The total export of goods amounted to €5.420 billion in December 2016 with a year-on-year increase by 6.2 percent in December, while the total import of goods rose by 6.8 percent y/y to €5.540 billion.
As a result, the foreign trade balance was negative, amounting to minus €119.8 million, which is €36.1 million more than in December 2015, the Slovak Statistics Office informed on February 8.
The production of domestic industry was reduced especially due to Christmas holidays at the end of the year, which results in lower exports in December. On the other hand, imports increased, particularly to cover Christmas sales, said Ľubomír Koršňák, analyst with UniCredit Bank Czech Republic and Slovakia.
“Despite the deficit balance in foreign trade we perceive the December statistics positively,” Koršňák wrote in a memo. “The dynamics of growth in foreign trade turnover kept increasing and indicated strengthening foreign and domestic demand.”

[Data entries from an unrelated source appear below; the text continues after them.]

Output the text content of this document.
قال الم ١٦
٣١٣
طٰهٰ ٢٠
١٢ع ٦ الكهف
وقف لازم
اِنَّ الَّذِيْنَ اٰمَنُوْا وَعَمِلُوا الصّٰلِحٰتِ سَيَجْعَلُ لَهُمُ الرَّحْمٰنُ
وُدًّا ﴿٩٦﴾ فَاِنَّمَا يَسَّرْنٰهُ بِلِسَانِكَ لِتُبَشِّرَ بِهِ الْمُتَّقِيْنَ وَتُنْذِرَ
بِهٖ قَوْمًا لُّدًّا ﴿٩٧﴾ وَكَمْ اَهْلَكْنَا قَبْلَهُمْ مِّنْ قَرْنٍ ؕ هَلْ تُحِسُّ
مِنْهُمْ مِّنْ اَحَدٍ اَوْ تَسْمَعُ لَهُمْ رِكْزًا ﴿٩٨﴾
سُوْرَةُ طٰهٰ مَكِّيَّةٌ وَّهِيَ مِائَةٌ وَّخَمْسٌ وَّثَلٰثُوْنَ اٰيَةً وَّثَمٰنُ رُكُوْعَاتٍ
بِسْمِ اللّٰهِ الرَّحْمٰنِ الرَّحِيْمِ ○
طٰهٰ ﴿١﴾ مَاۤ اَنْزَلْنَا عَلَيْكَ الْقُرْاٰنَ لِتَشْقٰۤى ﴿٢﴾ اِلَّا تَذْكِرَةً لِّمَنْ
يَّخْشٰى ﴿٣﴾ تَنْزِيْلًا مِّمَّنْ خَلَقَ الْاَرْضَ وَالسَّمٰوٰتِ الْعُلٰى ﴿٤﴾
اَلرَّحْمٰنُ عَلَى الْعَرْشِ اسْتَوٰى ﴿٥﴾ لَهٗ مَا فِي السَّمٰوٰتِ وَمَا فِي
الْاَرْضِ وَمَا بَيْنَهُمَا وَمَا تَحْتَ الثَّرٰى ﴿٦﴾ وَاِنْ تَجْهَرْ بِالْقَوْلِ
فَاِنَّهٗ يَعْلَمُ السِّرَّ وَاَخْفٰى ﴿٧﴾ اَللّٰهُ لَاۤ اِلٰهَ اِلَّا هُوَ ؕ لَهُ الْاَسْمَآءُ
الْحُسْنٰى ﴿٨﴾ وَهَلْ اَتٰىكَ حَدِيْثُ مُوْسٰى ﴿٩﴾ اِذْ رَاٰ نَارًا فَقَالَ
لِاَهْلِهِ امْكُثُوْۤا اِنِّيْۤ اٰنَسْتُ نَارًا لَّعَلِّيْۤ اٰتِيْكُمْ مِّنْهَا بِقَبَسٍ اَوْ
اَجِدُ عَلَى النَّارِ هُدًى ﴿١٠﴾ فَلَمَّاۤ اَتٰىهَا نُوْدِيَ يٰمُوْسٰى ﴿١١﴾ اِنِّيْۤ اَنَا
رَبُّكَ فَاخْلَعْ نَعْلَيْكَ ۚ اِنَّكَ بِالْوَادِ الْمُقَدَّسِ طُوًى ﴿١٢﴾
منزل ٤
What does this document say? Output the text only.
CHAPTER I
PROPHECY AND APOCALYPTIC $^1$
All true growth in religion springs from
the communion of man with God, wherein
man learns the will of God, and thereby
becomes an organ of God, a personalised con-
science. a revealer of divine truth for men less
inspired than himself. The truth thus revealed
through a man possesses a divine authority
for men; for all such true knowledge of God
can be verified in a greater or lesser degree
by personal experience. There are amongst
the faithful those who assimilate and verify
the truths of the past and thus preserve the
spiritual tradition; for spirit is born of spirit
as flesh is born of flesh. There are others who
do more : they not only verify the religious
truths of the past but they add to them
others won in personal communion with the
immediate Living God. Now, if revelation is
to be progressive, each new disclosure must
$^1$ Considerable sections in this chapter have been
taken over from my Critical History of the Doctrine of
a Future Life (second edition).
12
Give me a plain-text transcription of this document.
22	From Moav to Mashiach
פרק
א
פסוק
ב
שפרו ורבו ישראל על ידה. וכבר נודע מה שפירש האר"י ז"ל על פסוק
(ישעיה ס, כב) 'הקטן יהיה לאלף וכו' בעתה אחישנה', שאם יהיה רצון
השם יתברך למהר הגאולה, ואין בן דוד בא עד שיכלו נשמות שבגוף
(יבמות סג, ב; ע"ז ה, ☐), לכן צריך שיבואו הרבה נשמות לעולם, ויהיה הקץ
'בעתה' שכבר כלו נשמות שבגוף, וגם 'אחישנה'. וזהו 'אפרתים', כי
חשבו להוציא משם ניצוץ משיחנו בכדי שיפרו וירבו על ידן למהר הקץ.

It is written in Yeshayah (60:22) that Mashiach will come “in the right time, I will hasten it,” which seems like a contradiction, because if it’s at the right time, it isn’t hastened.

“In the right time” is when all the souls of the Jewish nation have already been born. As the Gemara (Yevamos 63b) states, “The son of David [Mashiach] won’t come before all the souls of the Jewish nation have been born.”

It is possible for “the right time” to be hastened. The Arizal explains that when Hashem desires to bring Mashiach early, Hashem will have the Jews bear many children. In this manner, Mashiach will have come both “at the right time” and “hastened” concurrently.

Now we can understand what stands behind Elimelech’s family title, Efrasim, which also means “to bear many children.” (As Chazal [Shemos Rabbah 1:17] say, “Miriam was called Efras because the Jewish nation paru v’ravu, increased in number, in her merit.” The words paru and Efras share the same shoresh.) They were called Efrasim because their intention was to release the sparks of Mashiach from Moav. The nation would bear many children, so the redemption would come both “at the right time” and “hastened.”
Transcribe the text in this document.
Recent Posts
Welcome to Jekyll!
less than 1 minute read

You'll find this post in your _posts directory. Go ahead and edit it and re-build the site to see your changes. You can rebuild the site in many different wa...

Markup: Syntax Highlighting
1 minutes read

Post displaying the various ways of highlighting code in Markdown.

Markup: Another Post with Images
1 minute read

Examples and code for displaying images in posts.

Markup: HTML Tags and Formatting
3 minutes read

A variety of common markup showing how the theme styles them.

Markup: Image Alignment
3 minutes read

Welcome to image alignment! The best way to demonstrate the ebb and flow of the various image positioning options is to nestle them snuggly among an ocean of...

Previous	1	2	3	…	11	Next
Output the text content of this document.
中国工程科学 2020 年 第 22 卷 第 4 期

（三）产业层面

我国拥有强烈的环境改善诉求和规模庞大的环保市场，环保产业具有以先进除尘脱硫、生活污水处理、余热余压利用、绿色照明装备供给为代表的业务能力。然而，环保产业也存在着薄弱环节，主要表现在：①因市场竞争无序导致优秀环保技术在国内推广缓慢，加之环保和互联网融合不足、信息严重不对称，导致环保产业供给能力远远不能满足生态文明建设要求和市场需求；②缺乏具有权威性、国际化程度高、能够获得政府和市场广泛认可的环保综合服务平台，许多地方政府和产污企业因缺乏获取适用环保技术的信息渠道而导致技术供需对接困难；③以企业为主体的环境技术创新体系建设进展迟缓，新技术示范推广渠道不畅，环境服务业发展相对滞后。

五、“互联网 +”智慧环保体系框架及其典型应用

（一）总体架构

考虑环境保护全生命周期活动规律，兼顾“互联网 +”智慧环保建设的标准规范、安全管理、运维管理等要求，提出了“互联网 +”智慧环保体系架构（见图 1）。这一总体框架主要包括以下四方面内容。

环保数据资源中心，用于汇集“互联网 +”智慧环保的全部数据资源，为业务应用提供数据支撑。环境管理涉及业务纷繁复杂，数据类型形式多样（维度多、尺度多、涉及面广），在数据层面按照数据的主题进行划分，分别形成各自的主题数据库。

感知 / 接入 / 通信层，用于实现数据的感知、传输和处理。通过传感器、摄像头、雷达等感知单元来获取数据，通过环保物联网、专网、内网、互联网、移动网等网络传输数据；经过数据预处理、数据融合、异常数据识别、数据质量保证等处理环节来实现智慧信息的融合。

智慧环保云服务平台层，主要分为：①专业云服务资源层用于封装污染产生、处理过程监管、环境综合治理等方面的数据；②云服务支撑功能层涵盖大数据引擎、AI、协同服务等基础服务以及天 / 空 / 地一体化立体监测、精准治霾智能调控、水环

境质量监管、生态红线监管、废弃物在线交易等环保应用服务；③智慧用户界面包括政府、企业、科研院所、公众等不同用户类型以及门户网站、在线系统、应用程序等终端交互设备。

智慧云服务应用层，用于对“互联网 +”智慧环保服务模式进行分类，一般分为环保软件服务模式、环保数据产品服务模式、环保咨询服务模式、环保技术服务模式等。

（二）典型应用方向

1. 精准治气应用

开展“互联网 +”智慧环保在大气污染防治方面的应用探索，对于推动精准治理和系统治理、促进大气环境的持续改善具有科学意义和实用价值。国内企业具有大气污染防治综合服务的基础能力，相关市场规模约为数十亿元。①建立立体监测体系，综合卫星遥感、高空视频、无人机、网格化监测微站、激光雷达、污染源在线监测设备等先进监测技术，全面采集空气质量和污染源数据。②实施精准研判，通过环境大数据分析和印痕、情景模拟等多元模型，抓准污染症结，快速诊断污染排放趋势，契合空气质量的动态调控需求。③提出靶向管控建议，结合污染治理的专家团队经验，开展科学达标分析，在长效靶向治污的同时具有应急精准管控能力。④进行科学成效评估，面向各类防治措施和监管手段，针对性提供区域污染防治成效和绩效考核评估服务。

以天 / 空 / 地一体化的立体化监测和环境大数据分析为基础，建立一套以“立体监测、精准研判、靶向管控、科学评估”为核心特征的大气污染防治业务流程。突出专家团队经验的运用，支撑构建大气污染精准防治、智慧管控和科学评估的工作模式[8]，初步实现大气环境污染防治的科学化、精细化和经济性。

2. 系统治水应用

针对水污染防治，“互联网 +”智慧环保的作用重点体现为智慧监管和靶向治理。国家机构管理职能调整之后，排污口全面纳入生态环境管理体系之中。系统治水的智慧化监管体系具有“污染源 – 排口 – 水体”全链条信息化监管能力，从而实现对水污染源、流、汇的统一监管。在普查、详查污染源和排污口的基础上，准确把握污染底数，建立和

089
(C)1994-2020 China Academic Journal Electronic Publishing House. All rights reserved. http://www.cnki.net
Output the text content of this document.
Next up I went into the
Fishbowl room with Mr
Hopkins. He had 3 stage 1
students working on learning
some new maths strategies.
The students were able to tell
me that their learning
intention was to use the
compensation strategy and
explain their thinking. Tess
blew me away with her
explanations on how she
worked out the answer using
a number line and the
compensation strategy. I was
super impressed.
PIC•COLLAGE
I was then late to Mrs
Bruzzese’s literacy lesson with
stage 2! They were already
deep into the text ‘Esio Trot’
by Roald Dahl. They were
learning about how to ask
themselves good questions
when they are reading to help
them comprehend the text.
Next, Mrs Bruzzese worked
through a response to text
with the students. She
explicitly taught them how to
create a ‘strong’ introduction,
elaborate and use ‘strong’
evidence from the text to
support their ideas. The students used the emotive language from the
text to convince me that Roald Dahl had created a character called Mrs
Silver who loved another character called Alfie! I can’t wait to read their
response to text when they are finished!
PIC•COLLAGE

The volume of exports did not change compared with the previous month and maintained the relatively strong November levels, according to UniCredit Bank’s calculations. The dynamics of their annual increase sped up from 5.5 percent to 6.2 percent.
Moreover, after a relatively weak third quarter of 2016, exports have recorded the quickest growth since the beginning of 2015, Koršňák said.
As for the imports, the retail revenues showed that the last Christmas season in Slovak shops belonged to one of the stronger ones. Their impact was mostly on imports in November. The December imports were probably influenced by other factors, Koršňák assumes.
Over the twelve months of 2016, the total exports of goods increased by 3.6 percent y/y to €70.118 billion and total imports by 3.1 percent y/y to €66.387 billion. The foreign trade balance was thus in surplus for the year, amounting to €3.731 billion, which is €412.1 million more than the year before.
Foreign trade in the final quarter of 2016 also contributed to GDP growth, and similarly to household consumption. On the other hand, the GDP was drawn back by the statistical base effect accompanying public investments, Koršňák said.
As for the following months, UniCredit Bank expects foreign trade surpluses will amount to some 4.5-4.7 percent of GDP.
“During the year, especially in its second half, surpluses will go slightly down, being impacted by the imports of technologies, linked especially to investments in the automotive industry,” Koršňák wrote.